If the testimony of Webb was incompetent, the error in admitting it was cured by withdrawing it from the jury and giving them the proper caution not to be influenced by it in making up their verdict. Gilbert v. James, 86 N.C. 244; McAllister v. McAllister, 34 N.C. 184; Osborne v. Wilkes, 108 N.C. 651. From the statement of the case on appeal it appears that the objection to the testimony of Morris was withdrawn, though the exception to its admission seems to have been assigned and to be now insisted on as error. It is not material, however, whether it can be insisted on or not. The request of the defendant to be allowed to pay the costs of a prosecution against Palmer was in no sense a confession of her guilt. It was but a circumstance tending to show interest in him and association with him, and to corroborate other testimony as to adulterous intercourse between the parties.

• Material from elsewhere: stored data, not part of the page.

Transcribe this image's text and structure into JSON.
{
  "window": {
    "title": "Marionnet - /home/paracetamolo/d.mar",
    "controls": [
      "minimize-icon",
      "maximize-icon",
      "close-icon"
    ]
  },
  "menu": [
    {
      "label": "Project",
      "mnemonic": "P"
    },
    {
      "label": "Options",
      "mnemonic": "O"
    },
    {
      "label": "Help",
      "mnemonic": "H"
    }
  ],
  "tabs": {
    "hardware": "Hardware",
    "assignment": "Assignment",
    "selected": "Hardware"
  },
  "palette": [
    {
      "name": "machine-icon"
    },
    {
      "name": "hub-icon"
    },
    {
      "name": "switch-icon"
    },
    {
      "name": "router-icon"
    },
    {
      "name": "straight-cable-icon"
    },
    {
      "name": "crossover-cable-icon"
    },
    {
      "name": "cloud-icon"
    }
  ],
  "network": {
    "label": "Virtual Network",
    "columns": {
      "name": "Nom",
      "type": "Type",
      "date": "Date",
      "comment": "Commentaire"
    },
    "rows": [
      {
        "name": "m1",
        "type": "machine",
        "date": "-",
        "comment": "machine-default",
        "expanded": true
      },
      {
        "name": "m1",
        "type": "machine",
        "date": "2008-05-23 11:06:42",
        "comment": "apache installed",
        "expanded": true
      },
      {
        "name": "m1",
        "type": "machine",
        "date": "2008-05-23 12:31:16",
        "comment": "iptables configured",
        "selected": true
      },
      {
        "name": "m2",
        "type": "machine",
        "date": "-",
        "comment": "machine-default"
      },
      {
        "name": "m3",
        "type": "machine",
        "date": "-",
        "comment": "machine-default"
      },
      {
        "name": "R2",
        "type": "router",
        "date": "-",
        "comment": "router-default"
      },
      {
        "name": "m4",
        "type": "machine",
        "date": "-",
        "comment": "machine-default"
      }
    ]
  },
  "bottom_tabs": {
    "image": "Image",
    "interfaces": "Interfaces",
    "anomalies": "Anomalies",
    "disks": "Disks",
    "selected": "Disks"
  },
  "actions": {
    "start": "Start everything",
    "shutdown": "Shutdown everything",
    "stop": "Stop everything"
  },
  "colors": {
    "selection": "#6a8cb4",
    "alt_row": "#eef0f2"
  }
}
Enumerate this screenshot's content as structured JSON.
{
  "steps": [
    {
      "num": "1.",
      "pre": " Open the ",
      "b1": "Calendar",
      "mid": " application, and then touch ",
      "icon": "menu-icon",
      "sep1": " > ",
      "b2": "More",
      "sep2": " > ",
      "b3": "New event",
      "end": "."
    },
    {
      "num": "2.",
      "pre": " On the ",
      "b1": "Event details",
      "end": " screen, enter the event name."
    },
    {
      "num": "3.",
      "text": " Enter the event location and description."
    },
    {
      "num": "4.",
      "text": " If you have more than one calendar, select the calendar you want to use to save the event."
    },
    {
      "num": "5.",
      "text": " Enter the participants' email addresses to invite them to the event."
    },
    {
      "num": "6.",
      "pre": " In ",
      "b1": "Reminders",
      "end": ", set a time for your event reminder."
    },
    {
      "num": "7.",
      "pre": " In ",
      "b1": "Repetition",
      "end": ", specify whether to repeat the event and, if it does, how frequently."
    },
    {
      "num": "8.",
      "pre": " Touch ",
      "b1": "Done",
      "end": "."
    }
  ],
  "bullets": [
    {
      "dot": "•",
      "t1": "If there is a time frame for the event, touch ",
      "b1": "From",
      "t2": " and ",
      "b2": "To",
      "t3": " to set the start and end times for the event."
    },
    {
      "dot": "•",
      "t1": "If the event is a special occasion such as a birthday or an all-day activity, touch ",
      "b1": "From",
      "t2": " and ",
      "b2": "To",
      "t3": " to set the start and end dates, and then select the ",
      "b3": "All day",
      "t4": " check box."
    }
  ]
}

Hansley v. Hansley, supra.
The statute protects the sanctity of the relation by preventing the disclosure of confidential communications between husband and wife, and all confessions of guilt by the parties are looked upon with suspicion, because of the temptation to resort to collusion, when, as is frequently the case, both parties desire to be released from the contract. But a different question is presented when the declaration of a particeps criminis to the accused party, and the conversation growing out of it, though amounting to an admission of criminality, is offered, or when a command of a husband to a wife is proved by a third party in connection with evidence of her disregard of such command at the instance of an alleged paramour. Whether under our statutes now in force admissions of guilt by either husband or wife, made to a third person, and under such circumstances as to preclude the suspicion of collusion, (158) would in any case be competent when disconnected with other evidence of familiarity or improper association, it is not necessary to determine.
For the reasons given, we think that there was
NO ERROR. Cited: Kinney v. Kinney, 149 N.C. 326; S. v. Randall, 170 N.C. 761; S. v. Walton, 172 N.C. 932; Stephenson v. Raleigh, 178 N.C. 170.